Les facteurs ayant mené à l’accumulation de la dette internationale
Jusqu’à la fin des années 1950, les Philippines ont connu une croissance économique lente. D’un point de vue démocratique, le pays connaissait des changements réguliers de gouvernement, les partis au pouvoir se succédaient fréquemment. En 1965, le Président Ferdinand Marcos est arrivé à la tête du gouvernement. Il voulait écarter tous les obstacles à la stabilité et à la croissance économique de son pays. Il a instauré, en 1972, la loi martiale qui devait permettre la mise en place d’un certain nombre de réformes et de changements dans la société et l’économie des Philippines. De plus, le Président Marcos voulait instaurer un régime centralisé et patrimonial (il cherchait à acquérir un pouvoir plus personnel).

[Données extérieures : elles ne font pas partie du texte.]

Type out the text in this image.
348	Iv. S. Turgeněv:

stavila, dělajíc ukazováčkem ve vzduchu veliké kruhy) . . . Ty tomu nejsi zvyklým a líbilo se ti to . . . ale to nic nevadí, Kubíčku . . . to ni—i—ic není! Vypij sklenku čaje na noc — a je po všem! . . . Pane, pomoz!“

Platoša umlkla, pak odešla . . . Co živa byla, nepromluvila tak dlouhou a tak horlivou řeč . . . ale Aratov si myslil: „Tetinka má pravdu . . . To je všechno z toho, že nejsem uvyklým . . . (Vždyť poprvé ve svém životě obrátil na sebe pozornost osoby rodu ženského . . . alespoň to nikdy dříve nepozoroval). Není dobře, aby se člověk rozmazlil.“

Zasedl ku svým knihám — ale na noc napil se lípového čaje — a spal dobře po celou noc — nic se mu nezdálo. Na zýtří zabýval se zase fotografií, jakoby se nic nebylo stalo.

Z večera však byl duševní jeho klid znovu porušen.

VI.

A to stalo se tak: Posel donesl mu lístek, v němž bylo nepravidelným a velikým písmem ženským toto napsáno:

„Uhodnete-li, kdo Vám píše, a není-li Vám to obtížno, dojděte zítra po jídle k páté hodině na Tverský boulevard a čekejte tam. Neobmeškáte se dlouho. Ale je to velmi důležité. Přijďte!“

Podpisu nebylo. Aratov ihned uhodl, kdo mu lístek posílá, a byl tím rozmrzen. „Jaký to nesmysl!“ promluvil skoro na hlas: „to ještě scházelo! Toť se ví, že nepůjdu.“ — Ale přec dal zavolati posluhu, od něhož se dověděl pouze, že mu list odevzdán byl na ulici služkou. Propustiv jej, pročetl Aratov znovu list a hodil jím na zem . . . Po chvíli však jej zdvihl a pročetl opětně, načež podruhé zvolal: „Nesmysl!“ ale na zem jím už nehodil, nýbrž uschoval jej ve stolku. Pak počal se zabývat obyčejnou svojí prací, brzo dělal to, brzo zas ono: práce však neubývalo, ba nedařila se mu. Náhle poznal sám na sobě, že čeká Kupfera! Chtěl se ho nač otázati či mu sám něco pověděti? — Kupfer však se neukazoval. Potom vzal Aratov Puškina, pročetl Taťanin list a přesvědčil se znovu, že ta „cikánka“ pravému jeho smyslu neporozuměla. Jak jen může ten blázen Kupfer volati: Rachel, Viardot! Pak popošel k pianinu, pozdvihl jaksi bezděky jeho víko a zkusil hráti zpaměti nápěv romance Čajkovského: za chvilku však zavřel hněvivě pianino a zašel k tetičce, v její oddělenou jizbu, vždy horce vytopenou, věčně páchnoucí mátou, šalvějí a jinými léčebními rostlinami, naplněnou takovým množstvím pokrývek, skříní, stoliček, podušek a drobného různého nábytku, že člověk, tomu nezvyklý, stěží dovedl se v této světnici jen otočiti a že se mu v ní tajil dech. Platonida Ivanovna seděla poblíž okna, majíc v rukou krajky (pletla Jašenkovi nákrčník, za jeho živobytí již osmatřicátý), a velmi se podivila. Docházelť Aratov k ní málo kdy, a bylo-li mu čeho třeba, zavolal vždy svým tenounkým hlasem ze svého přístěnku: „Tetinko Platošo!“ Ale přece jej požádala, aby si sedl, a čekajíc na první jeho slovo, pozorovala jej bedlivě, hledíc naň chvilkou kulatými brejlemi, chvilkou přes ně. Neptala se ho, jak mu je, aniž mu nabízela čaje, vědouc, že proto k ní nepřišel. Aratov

Dans cette perspective réformiste, le rôle des technocrates s’est accru dans la formulation des politiques économiques. Les crimes de rue ont diminué, les infrastructures ont été améliorées, les capitaux étrangers ont été attirés, les oligarchies rurales ont été affaiblies malgré le rôle traditionnel et important de l’élite socio-économique aux Philippines. Les entreprises nationales ont alors pu se développer solidement. Pourtant, malgré ces améliorations économiques, le pays est resté en retard dans ce domaine par rapport aux autres pays de la région. De plus, son ouverture ne s’est que timidement accrue au cours des années 1970 jusqu’à la première moitié des années 1980.
Le milieu manufacturier philippin n’a pas été, lors de son développement, en mesure d’entrer en compétition sur les marchés internationaux, ni de procurer des emplois ou encore d’être la source d’échanges internationaux. L’explication la plus claire à ce phénomène serait le rôle des élites nationales. Celles-ci ont été capables de garder beaucoup de pouvoir malgré les mesures mises en place par Ferdinand Marcos. La quantité de ressources nationales à leur disposition a même été la source d’échec de certaines des ambitions du président puisque le pays n’y avait pas accès. Cette oligarchie a toujours été très puissante dans un État faible. Ceci caractérise les Philippines : certains groupes composant sa société détiennent beaucoup de pouvoir et l’utilisent en fonction de leurs intérêts.
Le Président Marcos est cependant resté à son poste pendant une vingtaine d’années. Il a ainsi eu à sa portée l’aide internationale. Tout en étant resté indépendant des élites nationales, Ferdinand Marcos a alors fait grossir la dette internationale des Philippines au cours des années 1980 en comptant sur les emprunts internationaux.
L’État philippin n’a jamais réussi à être totalement indépendant de l’élite socio-économique nationale. Il n’a pas été en mesure d’instaurer son monopole de la violence et de la taxation. Le rapport clientéliste au sein du gouvernement a toujours été très fort et les ressources étatiques ont souvent été utilisées comme une extension du patrimoine personnel des dirigeants ou des grands patrons dans leur propre intérêt.
Alors que dans les années 1980 les économies des pays de l’Asie du Sud-Est commençaient à s’ouvrir et à redémarrer après les crises pétrolières des années 1970, l’économie des Philippines s’est refermée sur elle-même et n’avait plus la capacité de s’ajuster aussi bien qu’auparavant. Les stratégies à court terme ne prenaient pas en compte les ajustements nécessaires pour le développement à long terme du pays. Ainsi, le manque d’infrastructures et la croissance importante de la dette internationale n’ont pas permis aux Philippines d’affronter l’ouverture de son marché et de s’affirmer sur les marchés internationaux. La dette constitue à elle seule un obstacle majeur au développement du pays [1].
[1] Toute la sous-section s’inspire du livre suivant : Alasdair Bowie et Danny Unger. 1997. The Politics of Open Economies: Indonesia, Malaysia, the Philippines and Thailand. Cambridge : Cambridge University Press.